Mitochondrial DNA Analysis of skeletal remains – An overview technique

Mitochondrial DNA Analysis


When unknown remains are discovered in mass graves, such as those found in the war-torn nations of Vietnam, Kosovo, and Somalia, forensic researchers must overcome enormous obstacles. Circumstantial evidence and dental records are frequently inconclusive. Typically, DNA extracted from skeletal remains is significantly degraded, polluted, and present in very minute amounts. The low quality of these samples limits the effectiveness of conventional short tandem repeat (STR) typing procedures.
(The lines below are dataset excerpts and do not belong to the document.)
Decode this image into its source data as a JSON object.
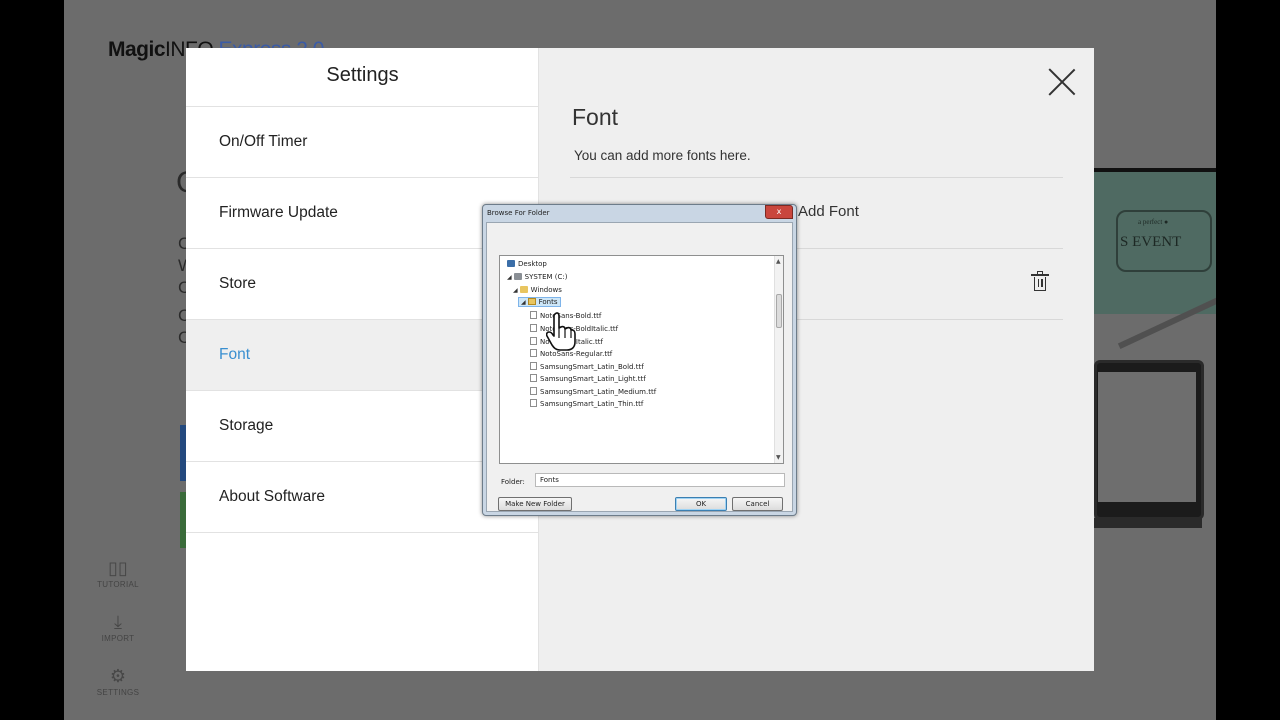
{
  "app": {
    "logo_bold": "Magic",
    "logo_light": "INFO",
    "logo_product": "Express",
    "logo_version": "2.0"
  },
  "background": {
    "letters": [
      "C",
      "C",
      "W",
      "C",
      "C",
      "C"
    ],
    "sidebar": [
      {
        "label": "TUTORIAL",
        "icon": "book-icon"
      },
      {
        "label": "IMPORT",
        "icon": "download-icon"
      },
      {
        "label": "SETTINGS",
        "icon": "gear-icon"
      }
    ],
    "banner_text": "S EVENT",
    "banner_small": "a perfect ●",
    "colors": {
      "tile_blue": "#23497e",
      "tile_green": "#3a6b3a",
      "teal": "#4f6a62"
    }
  },
  "settings": {
    "title": "Settings",
    "menu": [
      {
        "label": "On/Off Timer",
        "active": false
      },
      {
        "label": "Firmware Update",
        "active": false
      },
      {
        "label": "Store",
        "active": false
      },
      {
        "label": "Font",
        "active": true
      },
      {
        "label": "Storage",
        "active": false
      },
      {
        "label": "About Software",
        "active": false
      }
    ],
    "accent_color": "#3a8fd0",
    "content": {
      "title": "Font",
      "description": "You can add more fonts here.",
      "add_font_label": "Add Font",
      "close_icon": "close-icon",
      "delete_icon": "trash-icon"
    }
  },
  "dialog": {
    "title": "Browse For Folder",
    "close_glyph": "x",
    "tree": [
      {
        "label": "Desktop",
        "icon": "desktop-icon",
        "twisty": ""
      },
      {
        "label": "SYSTEM (C:)",
        "icon": "drive-icon",
        "twisty": "◢"
      },
      {
        "label": "Windows",
        "icon": "folder-icon",
        "twisty": "◢"
      },
      {
        "label": "Fonts",
        "icon": "font-folder-icon",
        "twisty": "◢",
        "selected": true
      },
      {
        "label": "NotoSans-Bold.ttf",
        "icon": "font-file-icon"
      },
      {
        "label": "NotoSans-BoldItalic.ttf",
        "icon": "font-file-icon"
      },
      {
        "label": "NotoSans-Italic.ttf",
        "icon": "font-file-icon"
      },
      {
        "label": "NotoSans-Regular.ttf",
        "icon": "font-file-icon"
      },
      {
        "label": "SamsungSmart_Latin_Bold.ttf",
        "icon": "font-file-icon"
      },
      {
        "label": "SamsungSmart_Latin_Light.ttf",
        "icon": "font-file-icon"
      },
      {
        "label": "SamsungSmart_Latin_Medium.ttf",
        "icon": "font-file-icon"
      },
      {
        "label": "SamsungSmart_Latin_Thin.ttf",
        "icon": "font-file-icon"
      }
    ],
    "folder_label": "Folder:",
    "folder_value": "Fonts",
    "make_new_folder_label": "Make New Folder",
    "ok_label": "OK",
    "cancel_label": "Cancel"
  },
  "cursor": {
    "icon": "hand-pointer-icon"
  }
}
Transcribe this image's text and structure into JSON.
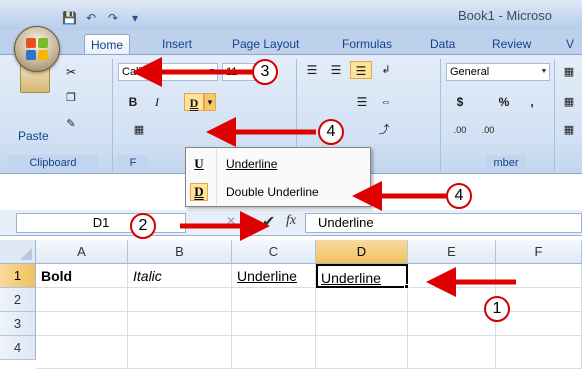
{
  "window": {
    "title": "Book1 - Microso"
  },
  "ribbon": {
    "tabs": [
      "Home",
      "Insert",
      "Page Layout",
      "Formulas",
      "Data",
      "Review",
      "V"
    ],
    "clipboard": {
      "paste_label": "Paste",
      "group_label": "Clipboard"
    },
    "font": {
      "font_name": "Calibri",
      "font_size": "11",
      "group_label": "F"
    },
    "number": {
      "format": "General",
      "currency": "$",
      "percent": "%",
      "comma": ",",
      "inc_decimal": ".00",
      "dec_decimal": ".00",
      "group_label": "mber"
    }
  },
  "dropdown": {
    "items": [
      {
        "icon_glyph": "U",
        "label": "Underline"
      },
      {
        "icon_glyph": "D",
        "label": "Double Underline"
      }
    ]
  },
  "formula_bar": {
    "name_box": "D1",
    "fx": "fx",
    "value": "Underline"
  },
  "grid": {
    "columns": [
      "A",
      "B",
      "C",
      "D",
      "E",
      "F"
    ],
    "rows": [
      "1",
      "2",
      "3",
      "4"
    ],
    "row1": {
      "A": "Bold",
      "B": "Italic",
      "C": "Underline",
      "D": "Underline"
    }
  },
  "callouts": [
    "1",
    "2",
    "3",
    "4",
    "4"
  ],
  "colors": {
    "arrow": "#e00000",
    "selection": "#f1c15f",
    "ribbon": "#d2e1f4"
  }
}
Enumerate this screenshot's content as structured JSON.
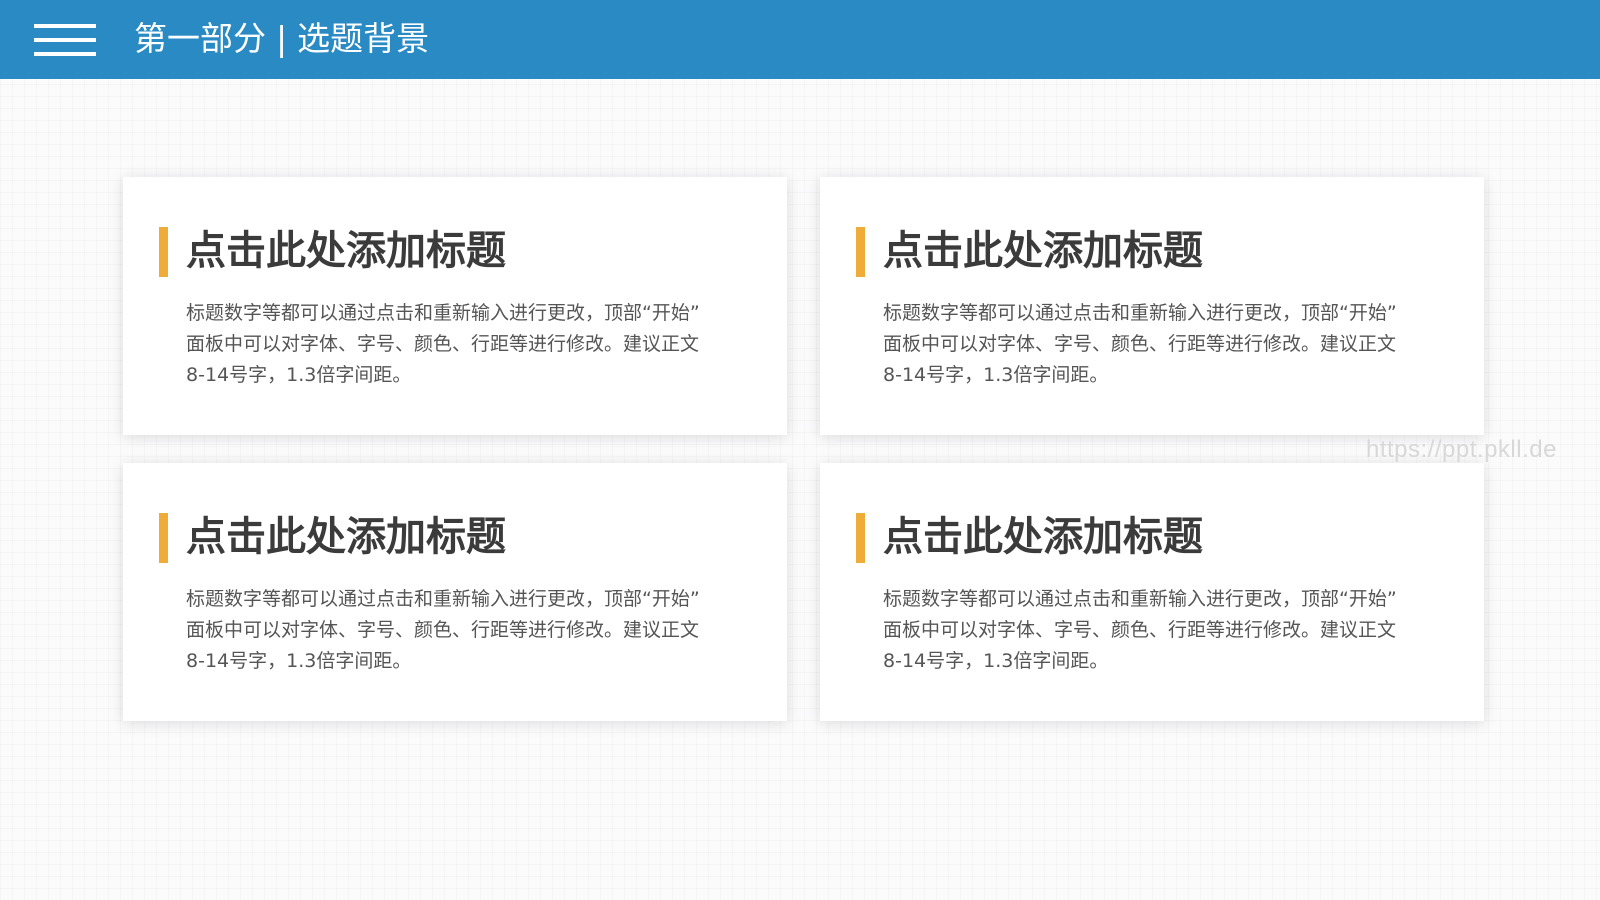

In contrast, the benefits of mitochondrial DNA (mtDNA) sequencing make it an excellent tool for studying these samples. In contrast to nuclear DNA, it is abundant and found in hundreds of copies per cell. It has a low mutation rate. It is inherited from the mother and does not engage in sexual recombination, establishing maternal ties across generations. Forensic laboratories have been analyzing mtDNA using capillary electrophoresis (CE)-based Sanger sequencing for many years. The hypervariable I and II (HVI and HVII) sections are typically the targets of mtDNA sequencing for human identification, even though the whole mtDNA genome is just about 16 kb. These areas are contained in the “D-loop,” a 1.1 kb region.

Next-generation sequencing (NGS) devices enable mtDNA sequencing to be performed at high throughput, employing more straightforward procedures and capable of delivering deeper coverage of specific regions of interest. A fully integrated NGS tool, the Illumina MiSeq System offers a quick process and simplified library preparation that makes it perfect for sequencing tiny genomes and amplicon samples, such as the D-loop region of mtDNA. This application note explains how the MiSeq System is used to do deep sequencing of mtDNA’s HVI and HVII regions to help identify human skeletal remains discovered in mass graves in Vietnam. Cellular organelles called mitochondria transform the energy from food into a form that cells can utilize. Hundreds to thousands of mitochondria per cell are found in the fluid around the nucleus (the cytoplasm). Although mitochondria also contain some DNA, most are in chromosomes in the nucleus. “Mitochondrial DNA,” or “mtDNA,” refers to this genetic material. A minor portion of the total DNA in cells, mitochondrial DNA in humans comprises roughly 16,500 DNA base pairs. There are 37 genes in mitochondrial DNA necessary for healthy mitochondrial activity. Thirteen of these genes give instructions on how to create oxidative phosphorylation-related enzymes. Adenosine triphosphate (ATP), the primary energy source for cells, is produced by oxidative phosphorylation using oxygen and simple carbohydrates. The remaining genes give instructions for creating DNA’s chemical cousins, ribosomal RNA (rRNA) and transfer RNA (tRNA), respectively. These RNA types aid in assembling functional proteins from amino acid building blocks. Human bone mitochondrial DNA (mtDNA) research and the analysis of human bones using mtDNA technology may assist in identifying human skeletal remains and clarifying historical events. For instance, a recent tibia from a skeleton buried in Argentina for roughly 13 years, a fibula from Polynesia dating before 1778, and mtDNA was taken from human and animal bones and amplified by PCR showed that considerable amounts of genetic information might survive for long periods.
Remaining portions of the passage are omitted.